It sounds as though someone is telling you to move on. Personally I would never be so bold as to decide how God may judge a person.
What one chooses to write is determined by the market, and the "man in the mirror" (or woman as the case may be). As long as you can look at yourself in the mirror and be content, then no one can stop you from listing whatever you desire on your resume. If they choose to reject you on that basis, so be it.
This country was born in freedom in mind, and with certain reasonable guidelines of course, the freedom is yours as well as theirs.

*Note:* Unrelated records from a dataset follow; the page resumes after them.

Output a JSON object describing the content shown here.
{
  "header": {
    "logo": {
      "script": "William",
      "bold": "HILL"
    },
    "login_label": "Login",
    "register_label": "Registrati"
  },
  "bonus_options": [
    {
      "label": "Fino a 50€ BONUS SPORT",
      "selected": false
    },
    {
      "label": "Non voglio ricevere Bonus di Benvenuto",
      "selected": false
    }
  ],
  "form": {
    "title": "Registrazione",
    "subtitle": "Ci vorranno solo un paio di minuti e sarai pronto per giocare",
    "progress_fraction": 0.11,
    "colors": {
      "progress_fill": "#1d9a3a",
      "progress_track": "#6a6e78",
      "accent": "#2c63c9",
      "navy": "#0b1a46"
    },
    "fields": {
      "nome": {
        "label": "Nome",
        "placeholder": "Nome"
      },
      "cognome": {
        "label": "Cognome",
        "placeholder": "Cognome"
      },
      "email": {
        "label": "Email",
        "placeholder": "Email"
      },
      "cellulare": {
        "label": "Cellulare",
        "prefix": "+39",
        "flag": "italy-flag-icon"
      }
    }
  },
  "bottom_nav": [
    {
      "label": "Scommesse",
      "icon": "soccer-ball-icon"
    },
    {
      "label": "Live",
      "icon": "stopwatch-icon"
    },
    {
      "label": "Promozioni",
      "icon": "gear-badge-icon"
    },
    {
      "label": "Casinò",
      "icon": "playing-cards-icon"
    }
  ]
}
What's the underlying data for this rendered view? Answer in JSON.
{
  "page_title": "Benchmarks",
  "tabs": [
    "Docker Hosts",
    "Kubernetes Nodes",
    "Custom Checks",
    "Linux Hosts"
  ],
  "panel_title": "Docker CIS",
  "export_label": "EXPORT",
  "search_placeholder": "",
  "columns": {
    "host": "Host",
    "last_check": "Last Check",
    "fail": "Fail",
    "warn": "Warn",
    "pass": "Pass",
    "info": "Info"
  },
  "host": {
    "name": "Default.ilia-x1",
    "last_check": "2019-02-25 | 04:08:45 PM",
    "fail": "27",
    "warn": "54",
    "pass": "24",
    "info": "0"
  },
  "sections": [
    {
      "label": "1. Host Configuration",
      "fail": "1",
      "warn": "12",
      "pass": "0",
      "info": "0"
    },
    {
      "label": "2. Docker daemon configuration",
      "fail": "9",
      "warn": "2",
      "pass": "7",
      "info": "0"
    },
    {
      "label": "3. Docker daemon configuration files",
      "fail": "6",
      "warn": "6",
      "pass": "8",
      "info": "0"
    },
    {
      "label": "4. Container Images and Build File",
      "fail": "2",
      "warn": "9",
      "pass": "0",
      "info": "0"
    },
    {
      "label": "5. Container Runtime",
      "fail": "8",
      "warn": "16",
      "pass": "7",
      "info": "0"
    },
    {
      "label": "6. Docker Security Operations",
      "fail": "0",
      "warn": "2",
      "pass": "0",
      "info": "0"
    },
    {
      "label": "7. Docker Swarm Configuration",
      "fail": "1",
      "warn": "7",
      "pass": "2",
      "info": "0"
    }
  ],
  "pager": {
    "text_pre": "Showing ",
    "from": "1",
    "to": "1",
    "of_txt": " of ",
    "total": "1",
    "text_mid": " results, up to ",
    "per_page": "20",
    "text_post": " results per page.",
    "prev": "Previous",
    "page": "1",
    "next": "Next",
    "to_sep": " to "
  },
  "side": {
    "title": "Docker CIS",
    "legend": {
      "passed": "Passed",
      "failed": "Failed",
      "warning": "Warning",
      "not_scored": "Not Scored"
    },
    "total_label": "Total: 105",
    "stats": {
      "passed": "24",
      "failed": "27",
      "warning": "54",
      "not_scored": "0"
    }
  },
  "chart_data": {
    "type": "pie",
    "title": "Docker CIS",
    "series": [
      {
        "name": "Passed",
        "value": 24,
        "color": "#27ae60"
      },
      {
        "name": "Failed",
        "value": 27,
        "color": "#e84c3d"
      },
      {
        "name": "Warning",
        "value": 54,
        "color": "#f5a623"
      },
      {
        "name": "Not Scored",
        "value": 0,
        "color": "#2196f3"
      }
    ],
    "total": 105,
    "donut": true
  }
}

I'm sorry that happened to you. Unfortunately, there are those who apply a religion's dictates to other people, but not themselves. "Judge not..." I write romance and at best, folks don't take you seriously as a writer. At worst, you're doomed to hellfire and brimstone. The hospital where I work has a gift shop in the lobby. Think they'll carry my book? Noooo. "Oh, we won't stock anything with s-e-x in it...those aren't the values we're trying to support." That's funny, the hospital has a maternity wing. Oh well.
A good friend of mine was told the same thing. Also, she attends church and her kids attend Christian school, and she was so ashamed of releasing her romance novel that she wouldn't tell people there and honestly wondered whether she was risking Hell. (Talk about suffering for your art!)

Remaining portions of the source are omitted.